Гость АЧ - профессор университета Ратгерс Александр Мотыль

Александр Генис: Способна ли Россия жить в мире с Украиной, обладающей подлинным, а не формальным суверенитетом? Вопрос совсем не простой, учитывая, как трудно России, государству имперскому и авторитарному, терпеть на своих границах куда более слабого, но независимого соседа, имеющего политическую систему, отличную от ее собственной. Оптимисты, однако, видят в истории, по крайней мере, один обнадеживающий пример — Финляндию, которая в течение почти что полувека уживалась с Советским Союзом, не теряя, так сказать, своего либерально-демократического лица. Но расплачиваясь с Москвой за сохранение самобытности нейтралитетом во внешней и оборонной политике (в конце 1940-х Финляндия отказалась от участия в Плане Маршалла), а отчасти и уступками во внутренней (Финляндия выдавала СССР перебежчиков, не издавала диссидентских авторов из СССР, не допускала присутствия во власти антисоветски настроенных политиков). Феномен такого сосуществования получил в политологии название «финляндизация».

К теме «финляндизации», ее плюсов и минусов, обратились и мы. Сегодня гость АЧ — профессор университета Rutgers Александр Мотыль, один из ведущих в Соединенных Штатах комментаторов по Украине. С ним беседует наш коллега Евгений Аронов.
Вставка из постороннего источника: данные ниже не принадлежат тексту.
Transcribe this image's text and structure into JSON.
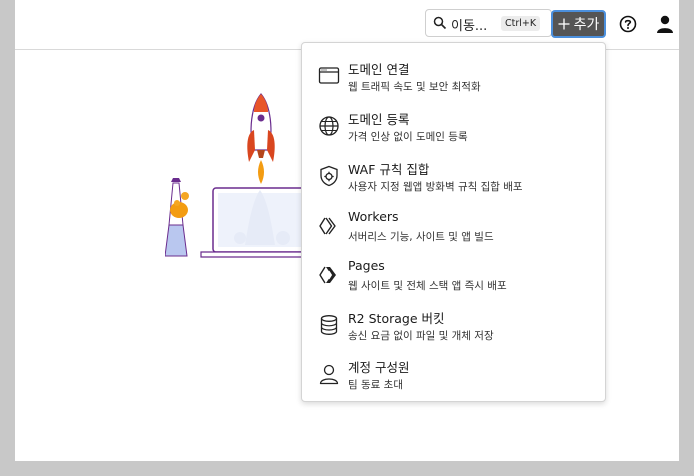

Евгений Аронов: После крушения СССР прошло без малого четверть века, но в подходе Финляндии к России по-прежнему чувствуются остатки былого пиета. Свежий пример: после того, как в начале июля правительство Финляндии отказало спикеру Государственной думы Сергею Нарышкину во въезде в страну для участия в работе сессии Парламентской ассамблеи ОБСЕ по причине его зачисления в санкционный список Евросоюза, председатель ассамблеи Илкка Канерва стал настаивать на приезде российской делегации в полном составе - и отступил только перед лицом решительного сопротивления своего МИДа. Отголоски прошлого слышались и в том, как покровительственно в отношении «младшего финского брата» отреагировал на инцидент «старший русский брат» в лице главы Госдумы: «Молодое советское правительство, хотя и пришло к власти незаконным путем в ходе Октябрьской революции, понимало и уважало право народов на самоопределение, и потому приняло решение о предоставлении независимости народу Финляндии», сказал Нарышкин, забыв добавить, что суверенитет был не столько дарован народу Финляндии, сколько без спросу взят им. Равно как и то, что незамедлительно после издания декрета о предоставлении независимости Великому княжеству Финляндскому большевики развязали там кровавую бойню; с абсолютно неприкрытым, без всяких «вежливых зеленых человечков», участием русских войск на стороне «красных» в гражданской войне против так называемых «белофиннов» (боевые действия плюс террор унесли тогда за три с небольшим месяца 35 тысяч жизней). В новой большевистской модели, иными словами, нашлось не больше места для наличия малых национальных государств на границах России, чем в старой царской. При этом кровная близость соседа к «русскому миру» или отдаленность от него не имеет значения - речь может идти о любом этносе. На ум приходят известное изречение американского историка и дипломата Джорджа Кеннана: «Россия признает только два типа соседей — вассалов или врагов». От этого афоризма мы и оттолкнулись в беседе с профессором Мотылем. «Примечательно», сказал он, «что о «Финляндизации» Украины Киссинджер и Бжезински заговорили еще до оккупации Крыма — настолько естественной в украинском случае представлялась им эта модель».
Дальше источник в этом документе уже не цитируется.